Perhaps these companies should charge more of men who might get a woman pregnant who might need a c-section, because it might one day cost them something for these men to successfully reproduce! Don’t forget denying coverage to the resulting children – they might get sick one day!

5 responses to “Had a C-Section? You Could Pay More for Health Insurance, Be Denied Coverage”

  1. And what about the skyrocketing rate of c-sections, most at urging of doctors, many of whom do so because of malpractice concerns. Wouldn’t it be a whole lot healthier and cheaper to cut the c-section rate instead of dream up another way to victimize moms??

  2. Wow, since so many women report feeling pushed into having a c-section, this seems like some sort of punishment (I speak from personal experience here). On the flip-side, if more group plans go in this direction, maybe it will cause a rethinking of birth culture/ high c-section rates in the U.S.

  3. IMO, the “bad guy” isn’t the insurance companies. We wouldn’t even be having this conversation if it weren’t for the gross overuse of cesarean by OBs. Cesareans are more lucrative for docs, “protect” them from lawsuits, and make it easier for them to get home by dinnertime. Insurance companies are just sick of financing the frivolous use surgery by docs. It’s royally offensive that insurance companies would punish women instead of the docs.

  4. I can see it from the insurance companies point of view — as a group, women are more expensive than men. Women who have had one c-section are more likely to have another. The company is just averaging it out. Doesn’t mean this is how it should work, but they’re just doing the logical thing.

  5. Yeah, I saw this, and I thought it was alarming.

    The blame for the rising cesarean rate can be passed around, it doesn’t just fall on the shoulders of OBs. And, regardless of the rising cesarean rate, the rabid desire of insurance companies to deny coverage, especially for maternity does earn them a place on the bad guys list.

    Why am I not surprised at all the insurance company involved is BCBSF? They refused to allow me to add maternity coverage unless I proved I was not pregnant. I had to take a negative pregnancy test and wait a certain period of time to start paying extra for the extra services they consider maternity coverage to fall under. 50% of pregnancies in the United States are unplanned, as mine was.

    Also problematic is the fact that almost half of women in Miami area hospitals are receiving cesareans. Is it because Miami also ranks as the worst city for obstetrical malpractice cases? Bad guy list gets longer.

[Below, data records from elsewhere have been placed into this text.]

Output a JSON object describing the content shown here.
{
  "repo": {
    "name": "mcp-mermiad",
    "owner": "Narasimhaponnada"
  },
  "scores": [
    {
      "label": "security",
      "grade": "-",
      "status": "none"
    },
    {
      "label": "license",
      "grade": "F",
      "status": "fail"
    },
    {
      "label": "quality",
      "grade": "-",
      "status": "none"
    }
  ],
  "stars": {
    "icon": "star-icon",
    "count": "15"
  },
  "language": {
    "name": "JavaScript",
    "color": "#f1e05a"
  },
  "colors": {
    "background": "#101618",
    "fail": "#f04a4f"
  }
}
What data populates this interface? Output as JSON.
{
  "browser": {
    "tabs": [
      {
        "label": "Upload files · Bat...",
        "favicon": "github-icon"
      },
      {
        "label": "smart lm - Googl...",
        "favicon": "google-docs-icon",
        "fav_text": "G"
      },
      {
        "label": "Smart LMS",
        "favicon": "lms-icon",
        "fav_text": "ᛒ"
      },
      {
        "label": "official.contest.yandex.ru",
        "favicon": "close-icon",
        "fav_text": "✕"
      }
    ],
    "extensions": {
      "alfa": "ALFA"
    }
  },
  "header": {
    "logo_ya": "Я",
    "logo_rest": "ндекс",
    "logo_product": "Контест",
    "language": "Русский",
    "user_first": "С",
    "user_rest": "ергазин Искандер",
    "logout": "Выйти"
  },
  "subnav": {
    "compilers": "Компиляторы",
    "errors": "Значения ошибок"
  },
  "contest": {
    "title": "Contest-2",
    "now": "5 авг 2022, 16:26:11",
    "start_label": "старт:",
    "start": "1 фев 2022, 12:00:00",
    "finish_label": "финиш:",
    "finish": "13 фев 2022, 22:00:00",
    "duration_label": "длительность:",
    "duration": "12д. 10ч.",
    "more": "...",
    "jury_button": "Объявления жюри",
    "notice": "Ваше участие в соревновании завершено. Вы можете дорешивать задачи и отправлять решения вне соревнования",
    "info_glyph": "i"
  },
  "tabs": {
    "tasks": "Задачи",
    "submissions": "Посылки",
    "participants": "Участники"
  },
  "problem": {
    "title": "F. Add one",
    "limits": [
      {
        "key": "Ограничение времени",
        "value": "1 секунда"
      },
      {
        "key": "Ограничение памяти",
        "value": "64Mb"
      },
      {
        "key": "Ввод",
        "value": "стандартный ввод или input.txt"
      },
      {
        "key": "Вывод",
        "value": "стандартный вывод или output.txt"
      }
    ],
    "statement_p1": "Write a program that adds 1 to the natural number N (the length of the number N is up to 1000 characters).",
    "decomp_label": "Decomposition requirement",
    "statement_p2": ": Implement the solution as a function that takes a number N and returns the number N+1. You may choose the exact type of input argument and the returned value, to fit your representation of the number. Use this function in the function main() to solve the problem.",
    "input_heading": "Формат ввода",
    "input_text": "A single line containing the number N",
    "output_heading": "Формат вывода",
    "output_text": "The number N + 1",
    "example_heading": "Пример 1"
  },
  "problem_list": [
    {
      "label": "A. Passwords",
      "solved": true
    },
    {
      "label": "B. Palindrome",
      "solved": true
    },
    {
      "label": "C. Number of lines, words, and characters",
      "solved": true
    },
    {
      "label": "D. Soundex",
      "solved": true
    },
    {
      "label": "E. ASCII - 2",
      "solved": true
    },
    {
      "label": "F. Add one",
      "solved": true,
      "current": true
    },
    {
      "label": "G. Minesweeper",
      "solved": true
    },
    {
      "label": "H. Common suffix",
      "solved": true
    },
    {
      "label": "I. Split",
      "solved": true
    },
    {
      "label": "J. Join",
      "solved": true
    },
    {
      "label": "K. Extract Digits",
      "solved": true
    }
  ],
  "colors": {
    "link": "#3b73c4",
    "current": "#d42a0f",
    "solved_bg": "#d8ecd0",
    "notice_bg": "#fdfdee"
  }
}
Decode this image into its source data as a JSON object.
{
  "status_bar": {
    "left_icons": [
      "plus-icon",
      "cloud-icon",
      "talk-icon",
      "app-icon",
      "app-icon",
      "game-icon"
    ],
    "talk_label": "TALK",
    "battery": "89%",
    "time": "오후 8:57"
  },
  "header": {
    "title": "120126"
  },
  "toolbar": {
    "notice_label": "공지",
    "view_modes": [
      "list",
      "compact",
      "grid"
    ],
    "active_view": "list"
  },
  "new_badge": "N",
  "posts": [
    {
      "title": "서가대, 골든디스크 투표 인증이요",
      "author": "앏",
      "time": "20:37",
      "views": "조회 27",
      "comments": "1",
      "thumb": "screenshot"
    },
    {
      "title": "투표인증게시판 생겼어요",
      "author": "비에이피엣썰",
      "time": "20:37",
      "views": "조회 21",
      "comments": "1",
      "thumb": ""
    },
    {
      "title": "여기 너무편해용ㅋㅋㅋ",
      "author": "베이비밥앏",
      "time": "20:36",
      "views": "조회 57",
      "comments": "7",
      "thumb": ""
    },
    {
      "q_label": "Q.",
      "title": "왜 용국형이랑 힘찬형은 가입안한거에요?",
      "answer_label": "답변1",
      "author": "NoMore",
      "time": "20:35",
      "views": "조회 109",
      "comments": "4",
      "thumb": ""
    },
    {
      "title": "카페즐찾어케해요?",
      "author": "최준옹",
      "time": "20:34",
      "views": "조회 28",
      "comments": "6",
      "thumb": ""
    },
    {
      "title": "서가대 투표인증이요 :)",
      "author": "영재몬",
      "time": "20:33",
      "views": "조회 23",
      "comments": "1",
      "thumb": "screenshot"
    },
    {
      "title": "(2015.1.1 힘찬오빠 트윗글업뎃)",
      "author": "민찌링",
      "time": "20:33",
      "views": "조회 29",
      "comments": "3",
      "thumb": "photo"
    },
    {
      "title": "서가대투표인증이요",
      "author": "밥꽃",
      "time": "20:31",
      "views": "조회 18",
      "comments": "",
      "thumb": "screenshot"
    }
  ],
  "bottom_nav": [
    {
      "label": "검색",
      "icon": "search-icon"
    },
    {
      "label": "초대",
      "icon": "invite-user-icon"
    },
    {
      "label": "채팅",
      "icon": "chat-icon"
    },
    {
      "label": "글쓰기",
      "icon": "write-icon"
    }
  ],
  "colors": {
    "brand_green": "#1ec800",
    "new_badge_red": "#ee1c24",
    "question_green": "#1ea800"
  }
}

    I think the ACOG statement recommending that a obstetrician be on hand for all VBACs was also a major culprit for increasing cesarean rates. Not only is there higher risk for cesarean deliveries, but it goes up with each subsequent delivery. This may explain some of the problem that insurance companies have, but when it affects SO many women, I don’t see how they can ethically use previous cesarean as a restrictive tool in giving insurance.

    Finally, I do see a silver lining in this. As much as childbirth connection may argue with me, some of the shift has at least been done with the cooperation of some mothers. The elderly Ob/gyn who is the faculty advisor for our Ob/gyn interest group says he used to be able to threaten women with increased cesarean risk to get them to modify their behavior. He says that it doesn’t work anymore. Women aren’t afraid of it.

    Maybe this news will change attitudes a little bit. Doctors need to be paid by insurance, and women need to be covered. Hopefully in the ensuing commotion about this story, some people stop and wonder if decreasing cesareans may be a good idea.